60 экипажей, запряженных шестерками, четверками и парами, и 120 верховых лошадей были наготове. Мебели и ковров было так много и такого качества, что старый фельдмаршал Сакен часто повторял «только у польского пана да еще преданного монарху, как предан Михаил Корженевский, можно найти такие вещи».

Эти слова дошли до государя и очень расположили его в пользу генерала Корженевского, который был ему лично известен, и который, к тому же, был ловким царедворцем.

Рано утром все мы, помещики, собрались в большой бальной зале, выходившей окнами в сад; нас выстроили в ряд не по чинам и возрасту, а как попало, так что я стоял в средине, хотя был моложе всех и не имел никакого знака отличая, кроне мальтийского креста. Впереди нас стояли: губернский предводитель дворянства Грациан Левкевич, губернатор Аверин и генерал Корженевский.

Вошел государь; при нем были только генерал Витте и граф Станислав Потоцкий.

Я должен сознаться, что ни один человек на свете не произвел на меня большего впечатления, чем император Николай; он был, в то время, во всем цвете красоты и царственного величия. По росту, осанке и выражению лица он казался владыкой мира. Лицо его загорало, только лоб, прикрытый козырьком каски, был бел. Я не могу себе объяснить причины, но сердце неволено влекло меня к нему, я не мог наглядеться на него, в нем было какое-то обаяние и величие. [173]

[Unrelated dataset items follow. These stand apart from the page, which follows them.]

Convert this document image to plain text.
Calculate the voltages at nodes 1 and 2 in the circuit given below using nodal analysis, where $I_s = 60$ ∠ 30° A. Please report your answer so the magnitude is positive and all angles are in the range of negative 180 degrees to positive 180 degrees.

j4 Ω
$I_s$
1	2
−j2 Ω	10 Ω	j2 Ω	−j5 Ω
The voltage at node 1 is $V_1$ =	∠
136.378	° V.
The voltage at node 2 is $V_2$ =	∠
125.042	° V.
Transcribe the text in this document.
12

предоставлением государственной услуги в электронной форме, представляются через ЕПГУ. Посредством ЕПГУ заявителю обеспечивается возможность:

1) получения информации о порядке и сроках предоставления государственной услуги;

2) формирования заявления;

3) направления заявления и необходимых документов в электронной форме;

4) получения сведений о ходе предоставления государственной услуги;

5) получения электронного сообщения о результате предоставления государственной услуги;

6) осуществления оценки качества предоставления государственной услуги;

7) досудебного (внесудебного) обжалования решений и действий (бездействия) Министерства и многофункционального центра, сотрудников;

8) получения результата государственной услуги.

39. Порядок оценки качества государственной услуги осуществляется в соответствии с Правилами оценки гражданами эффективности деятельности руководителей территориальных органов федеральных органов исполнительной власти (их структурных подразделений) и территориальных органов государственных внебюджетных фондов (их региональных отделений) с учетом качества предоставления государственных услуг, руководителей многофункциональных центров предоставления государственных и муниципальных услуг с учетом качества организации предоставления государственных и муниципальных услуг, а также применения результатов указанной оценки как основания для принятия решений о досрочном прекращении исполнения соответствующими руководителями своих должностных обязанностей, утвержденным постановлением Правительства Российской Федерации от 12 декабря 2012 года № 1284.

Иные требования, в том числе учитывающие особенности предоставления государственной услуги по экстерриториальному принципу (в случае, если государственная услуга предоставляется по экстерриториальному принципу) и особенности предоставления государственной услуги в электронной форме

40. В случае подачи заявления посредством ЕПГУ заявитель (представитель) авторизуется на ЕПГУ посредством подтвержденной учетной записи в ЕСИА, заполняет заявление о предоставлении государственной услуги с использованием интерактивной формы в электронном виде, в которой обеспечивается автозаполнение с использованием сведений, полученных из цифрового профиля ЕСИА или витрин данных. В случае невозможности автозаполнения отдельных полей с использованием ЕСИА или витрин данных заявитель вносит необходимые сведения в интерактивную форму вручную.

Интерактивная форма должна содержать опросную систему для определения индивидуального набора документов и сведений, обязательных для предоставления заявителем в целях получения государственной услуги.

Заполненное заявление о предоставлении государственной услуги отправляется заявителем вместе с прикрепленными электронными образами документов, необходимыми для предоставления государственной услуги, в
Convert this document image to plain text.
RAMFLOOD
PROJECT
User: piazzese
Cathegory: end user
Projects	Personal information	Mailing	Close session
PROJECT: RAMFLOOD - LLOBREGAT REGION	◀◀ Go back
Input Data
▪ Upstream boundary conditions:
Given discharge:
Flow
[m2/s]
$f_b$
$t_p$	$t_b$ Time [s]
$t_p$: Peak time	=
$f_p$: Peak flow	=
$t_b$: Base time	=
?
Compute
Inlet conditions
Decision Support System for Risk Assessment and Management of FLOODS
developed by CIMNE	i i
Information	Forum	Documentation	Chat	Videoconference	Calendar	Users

Предводитель дворянства Левкевич начал говорить по-французски, но государь сразу прервал его, сказав, по-русски:

— Господин предводитель, я понимаю и по-русски и по-польски; французский язык между нами совершенно не нужен.

Когда смущенный Левкевич стал запинаться, государь обратился к генералу Витте:

— Генерал, представьте мне дворян.

Генерал взял список и начал его громко читать, а государь, проходя мимо них, сказал каждому нисколько слов.

Дворяне так были смущены неловкостью и не находчивостью своего предводителя, что отвечали невпопад; один только Кант Гленбоцкий смело отвечал государю на его вопросы об орденах, полученных им в Турции и на Березине.

Когда государь подошел ко мне, то смерил меня глазами с ног до головы и сказал очень милостиво:

— С такой фамилией и еще не в военной службе.

Я ответил, что я единственный сын умерших родителей и опекун моих сестер.

Государь усмехнулся и сказал:

— У нас и такие есть.

Затем обратился к генералу Корженевскому:

— Отдай мне своего родственника, он будет служить при мне.

Генерал Корженевский поклонился чуть не до земли. Когда кончилось представление, он смеялся над крестом гроба Господня, который видел на груди Крашевского.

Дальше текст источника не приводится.